At this time I feel oppressively and profoundly what it means to float about the world without a mother country – now I have obtained a post, and shall serve to the best of my powers the country that may shortly be at open war with my own native land; I shall express no sympathies and be deaf to what goes on beyond the walls of my own studio; that which makes hearts at home beat faster will not exist for me; and how offensive and unbearable it will be to watch the enthusiasm displayed around me for the rights of a German nationality, while my own nation perhaps bleeds to death in a struggle for existence. On the other hand, how serious my commitments are to my wife and children; and I shall use my talents where I am permitted to – at home I can make no use of them, and in two to three years I would come to the end of my career and sink into deep misery with all my children – I am sure of that.

Hans Gude

It is suspected that Gude was offered the professorship due to a recommendation from Lessing. When Gude accepted the position at Karlsruhe the flow of Norwegian painters to the Düsseldorf Academy redirected to Karlsruhe, which would produce many of the Norwegian painters of the 1860s and 1870s, among them Frederik Collett, Johan Martin Nielssen, Kitty L. Kielland, Nicolai Ulfsten, Eilif Peterssen, Marcus Grønvold, Otto Sinding, Christian Krohg and Frits Thaulow.

In Karlsruhe Gude continued to faithfully reproduce the landscapes he saw, a style that he passed on to his students by taking them to Chiemsee to paint the lake en plein air. While on these trips Gude and his pupils often encountered Eduard Schleich der Ältere with his own students from Munich who were, as Gude described, only out to capture the mood of the scene and were skeptical of the advantages of painting in the sunshine. Gude also took special interest in how light reflected in water while in Karlsruhe, as well as expanding his study of the human figure. Although Gude rarely portrayed humans for their own sake, he began populating his paintings with convincing, if sometimes anatomically incorrect, individuals.

Gude's painted Fra Chiemsee while at Karlsruhe. The painting which was shown in Vienna was so enthusiastically received that it was purchased by the Kunsthistorisches Hofmuseum for display, won Gude a number of medals, and earned him membership in the Academy of Fine Arts Vienna.

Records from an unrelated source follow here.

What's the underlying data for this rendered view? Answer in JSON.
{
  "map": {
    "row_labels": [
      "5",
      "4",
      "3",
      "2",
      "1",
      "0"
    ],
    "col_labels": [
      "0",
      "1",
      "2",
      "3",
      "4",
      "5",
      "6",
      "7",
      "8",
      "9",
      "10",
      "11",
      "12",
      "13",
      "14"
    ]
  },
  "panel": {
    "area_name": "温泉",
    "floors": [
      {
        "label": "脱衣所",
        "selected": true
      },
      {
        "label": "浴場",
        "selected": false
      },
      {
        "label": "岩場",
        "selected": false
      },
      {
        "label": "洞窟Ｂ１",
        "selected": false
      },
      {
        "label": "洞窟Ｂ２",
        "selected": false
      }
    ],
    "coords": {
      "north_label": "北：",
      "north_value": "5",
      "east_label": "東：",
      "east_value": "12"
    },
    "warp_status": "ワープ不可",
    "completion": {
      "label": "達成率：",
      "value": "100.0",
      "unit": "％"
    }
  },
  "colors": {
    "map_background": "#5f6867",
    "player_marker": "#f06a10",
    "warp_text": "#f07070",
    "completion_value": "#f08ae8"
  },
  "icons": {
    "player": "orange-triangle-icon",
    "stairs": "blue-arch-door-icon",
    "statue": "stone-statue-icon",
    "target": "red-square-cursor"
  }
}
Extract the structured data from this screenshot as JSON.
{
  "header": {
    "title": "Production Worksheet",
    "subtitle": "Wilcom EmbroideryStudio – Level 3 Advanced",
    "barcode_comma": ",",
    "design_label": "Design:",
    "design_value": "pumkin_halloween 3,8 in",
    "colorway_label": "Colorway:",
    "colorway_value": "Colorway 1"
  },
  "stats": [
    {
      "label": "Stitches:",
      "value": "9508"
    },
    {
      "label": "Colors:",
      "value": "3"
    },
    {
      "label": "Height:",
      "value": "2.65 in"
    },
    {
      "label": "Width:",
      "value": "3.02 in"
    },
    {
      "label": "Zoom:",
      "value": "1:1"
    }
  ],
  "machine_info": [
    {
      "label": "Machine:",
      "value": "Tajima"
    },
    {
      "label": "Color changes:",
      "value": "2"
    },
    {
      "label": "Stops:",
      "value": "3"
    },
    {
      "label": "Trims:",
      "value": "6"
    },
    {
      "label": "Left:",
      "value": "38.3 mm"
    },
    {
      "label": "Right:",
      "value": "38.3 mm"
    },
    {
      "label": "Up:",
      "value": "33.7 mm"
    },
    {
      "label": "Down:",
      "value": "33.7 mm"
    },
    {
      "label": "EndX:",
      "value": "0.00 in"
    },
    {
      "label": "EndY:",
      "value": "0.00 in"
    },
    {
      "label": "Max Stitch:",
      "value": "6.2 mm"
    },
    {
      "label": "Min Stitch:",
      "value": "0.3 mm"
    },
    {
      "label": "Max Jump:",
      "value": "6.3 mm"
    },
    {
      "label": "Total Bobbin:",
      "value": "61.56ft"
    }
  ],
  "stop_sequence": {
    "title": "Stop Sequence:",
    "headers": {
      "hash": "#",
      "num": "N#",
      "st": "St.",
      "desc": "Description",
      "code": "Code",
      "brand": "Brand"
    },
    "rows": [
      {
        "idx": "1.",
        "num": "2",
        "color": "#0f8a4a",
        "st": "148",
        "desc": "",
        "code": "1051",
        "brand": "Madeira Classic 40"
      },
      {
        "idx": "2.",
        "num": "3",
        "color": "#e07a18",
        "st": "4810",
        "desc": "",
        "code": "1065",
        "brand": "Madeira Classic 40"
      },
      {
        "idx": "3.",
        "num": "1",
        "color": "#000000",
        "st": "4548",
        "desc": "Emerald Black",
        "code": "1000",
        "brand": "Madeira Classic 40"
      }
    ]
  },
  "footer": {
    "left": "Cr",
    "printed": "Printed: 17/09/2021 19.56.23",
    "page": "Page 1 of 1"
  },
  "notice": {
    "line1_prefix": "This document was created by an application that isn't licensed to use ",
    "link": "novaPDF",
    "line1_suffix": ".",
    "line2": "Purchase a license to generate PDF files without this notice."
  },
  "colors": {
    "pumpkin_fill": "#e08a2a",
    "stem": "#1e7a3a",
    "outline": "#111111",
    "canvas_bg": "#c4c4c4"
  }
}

The school in Karlsruhe was founded by the Grand Duke of Baden whom Gude had good relations with. Because of this fact Gude received better pay than at the Düsseldorf Academy, had spacious and rent-free accommodations and was given generous periods of leave which allowed him to travel in the summer to perform studies for future paintings. Gude served as the director of Karlsruhe from 1866–1868 and again from 1869–1870, where he introduced several of his own educational principles designed to develop pupil's individual talent. But Gude's reign as director at Karlsruhe was not without resistance to his methods, and it is this opposition that he cites as his reason for visiting the Berlin Academy of Art that as early as 1874 in search of better conditions. Because of Gude's visits to Berlin, his relation with the Grand Duke became strained as the Grand Duke felt that the concessions he had made to Gude were so great that Gude should be grateful and not look for a professorships elsewhere. Gude remained at Karlsruhe for six more years after his first visits to the Berlin Academy of Art, but in 1880 he decided to retire from the Karlsruhe school to take up a position in Berlin.